Kusturica made his professional debut on September 17, 2025, playing 11 minutes with the FC Barcelona first team during a 2025 Catalan League game against BC Andorra. He managed to score 2 points and became the youngest player to ever play an official game for FC Barcelona, surpassing Eric Vila.

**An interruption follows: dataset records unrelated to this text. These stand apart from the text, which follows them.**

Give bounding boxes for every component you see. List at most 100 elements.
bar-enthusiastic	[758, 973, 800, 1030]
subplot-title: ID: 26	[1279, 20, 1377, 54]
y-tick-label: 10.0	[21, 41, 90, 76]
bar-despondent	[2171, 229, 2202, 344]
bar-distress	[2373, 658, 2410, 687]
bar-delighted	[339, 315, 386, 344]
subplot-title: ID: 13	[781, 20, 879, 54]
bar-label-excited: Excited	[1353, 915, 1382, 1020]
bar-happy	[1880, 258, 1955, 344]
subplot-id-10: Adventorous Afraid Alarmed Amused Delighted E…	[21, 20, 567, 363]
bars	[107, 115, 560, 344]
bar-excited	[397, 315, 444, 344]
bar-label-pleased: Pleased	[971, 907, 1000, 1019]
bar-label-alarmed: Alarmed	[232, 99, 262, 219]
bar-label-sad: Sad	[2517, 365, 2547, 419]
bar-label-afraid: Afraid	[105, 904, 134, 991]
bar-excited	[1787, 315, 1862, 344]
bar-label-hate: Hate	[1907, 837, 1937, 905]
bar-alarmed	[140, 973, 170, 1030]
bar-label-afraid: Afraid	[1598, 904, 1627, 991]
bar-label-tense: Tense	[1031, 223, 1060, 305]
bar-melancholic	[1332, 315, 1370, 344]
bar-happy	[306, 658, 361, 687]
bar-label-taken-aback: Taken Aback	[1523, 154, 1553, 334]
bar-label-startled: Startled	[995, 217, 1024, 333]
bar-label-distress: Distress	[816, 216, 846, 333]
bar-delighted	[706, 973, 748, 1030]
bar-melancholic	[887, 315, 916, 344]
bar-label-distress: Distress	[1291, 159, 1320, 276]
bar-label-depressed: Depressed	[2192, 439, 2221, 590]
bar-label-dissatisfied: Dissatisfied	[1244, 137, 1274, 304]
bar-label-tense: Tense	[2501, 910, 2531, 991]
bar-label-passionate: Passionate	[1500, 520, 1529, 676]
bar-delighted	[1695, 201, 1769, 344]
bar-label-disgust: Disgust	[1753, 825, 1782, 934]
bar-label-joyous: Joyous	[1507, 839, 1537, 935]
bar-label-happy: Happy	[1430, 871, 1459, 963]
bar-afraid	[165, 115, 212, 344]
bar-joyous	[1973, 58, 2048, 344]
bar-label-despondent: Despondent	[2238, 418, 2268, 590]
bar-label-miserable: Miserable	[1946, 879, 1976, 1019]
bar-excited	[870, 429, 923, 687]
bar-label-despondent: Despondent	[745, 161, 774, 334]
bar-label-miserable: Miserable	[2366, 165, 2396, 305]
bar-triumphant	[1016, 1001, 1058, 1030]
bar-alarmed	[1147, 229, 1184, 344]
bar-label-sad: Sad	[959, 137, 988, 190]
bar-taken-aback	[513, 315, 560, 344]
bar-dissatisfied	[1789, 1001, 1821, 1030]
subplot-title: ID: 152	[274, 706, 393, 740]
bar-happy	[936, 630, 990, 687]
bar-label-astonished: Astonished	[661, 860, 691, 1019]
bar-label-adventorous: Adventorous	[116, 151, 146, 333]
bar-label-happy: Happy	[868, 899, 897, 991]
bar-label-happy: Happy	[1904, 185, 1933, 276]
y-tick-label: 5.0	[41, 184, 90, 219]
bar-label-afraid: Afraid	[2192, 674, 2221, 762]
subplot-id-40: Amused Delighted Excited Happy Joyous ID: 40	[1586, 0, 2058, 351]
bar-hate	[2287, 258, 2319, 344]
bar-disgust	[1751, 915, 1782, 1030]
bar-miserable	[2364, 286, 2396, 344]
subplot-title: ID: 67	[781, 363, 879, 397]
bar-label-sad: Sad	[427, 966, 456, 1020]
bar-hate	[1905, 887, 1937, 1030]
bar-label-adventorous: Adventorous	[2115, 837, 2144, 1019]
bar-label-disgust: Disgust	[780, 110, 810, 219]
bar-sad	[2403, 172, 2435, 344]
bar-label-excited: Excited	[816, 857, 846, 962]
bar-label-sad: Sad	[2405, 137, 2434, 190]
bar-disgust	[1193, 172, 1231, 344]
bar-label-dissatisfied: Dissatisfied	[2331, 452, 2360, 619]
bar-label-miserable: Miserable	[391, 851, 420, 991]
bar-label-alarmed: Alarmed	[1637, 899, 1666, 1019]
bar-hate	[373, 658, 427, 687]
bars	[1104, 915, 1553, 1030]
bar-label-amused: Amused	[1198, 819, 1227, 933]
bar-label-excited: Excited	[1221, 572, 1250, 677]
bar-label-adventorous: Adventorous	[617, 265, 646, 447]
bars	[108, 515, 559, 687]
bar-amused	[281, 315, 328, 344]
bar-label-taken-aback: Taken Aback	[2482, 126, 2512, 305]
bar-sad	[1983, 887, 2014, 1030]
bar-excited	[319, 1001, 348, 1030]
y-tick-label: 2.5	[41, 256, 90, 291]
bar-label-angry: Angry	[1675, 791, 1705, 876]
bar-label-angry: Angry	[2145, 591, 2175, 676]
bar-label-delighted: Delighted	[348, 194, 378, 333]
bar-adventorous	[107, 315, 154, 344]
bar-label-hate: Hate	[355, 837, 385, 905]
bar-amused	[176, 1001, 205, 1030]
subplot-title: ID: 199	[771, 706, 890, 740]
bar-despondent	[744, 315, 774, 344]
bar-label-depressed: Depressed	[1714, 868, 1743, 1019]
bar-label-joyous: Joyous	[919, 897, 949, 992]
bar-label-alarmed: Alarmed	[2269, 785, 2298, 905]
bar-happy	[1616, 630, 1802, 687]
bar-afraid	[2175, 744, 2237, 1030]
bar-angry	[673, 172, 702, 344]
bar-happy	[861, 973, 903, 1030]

Kusturica made his Liga ACB debut on October 12, 2025, playing a few seconds in a game against Hiopos Lleida at the Palau Blaugrana. He became the youngest player to ever play for FC Barcelona in the competition. On December 16, 2025, he made his debut in the EuroLeague, once again becoming the youngest player to play for Barcelona in the competition. In February 2026, he became the youngest player to ever score for Barcelona in a Liga ACB game, scoring 11 points during a home game against BAXI Manresa.

==College career==
On 9 July 2026, Kusturica reached a multiyear agreement to play for the UCLA Bruins. He had also been recruited by Kentucky, Michigan and Gonzaga.

==National team career==
In August 2025, Kusturica led the Serbian U16 national team to victory in the 2025 FIBA U16 EuroBasket, in which he was also selected as the tournament's MVP. During the 2026 FIBA Under-17 Basketball World Cup, he led the Serbian U17 national team to its best finish in U17 World Cup history, earning a silver medal. The only other medal earned was a bronze medal in 2014. Kusturica averaged 24.6 points per game and earned Defensive MVP and All-Star Five honors, where he was joined by Beckham Black, Ömer Kutluay, Luke Paul and Joaquim Boumtje-Boumtje.

==Personal life==
Kusturica is a distant relative of Serbian filmmaker Emir Kusturica.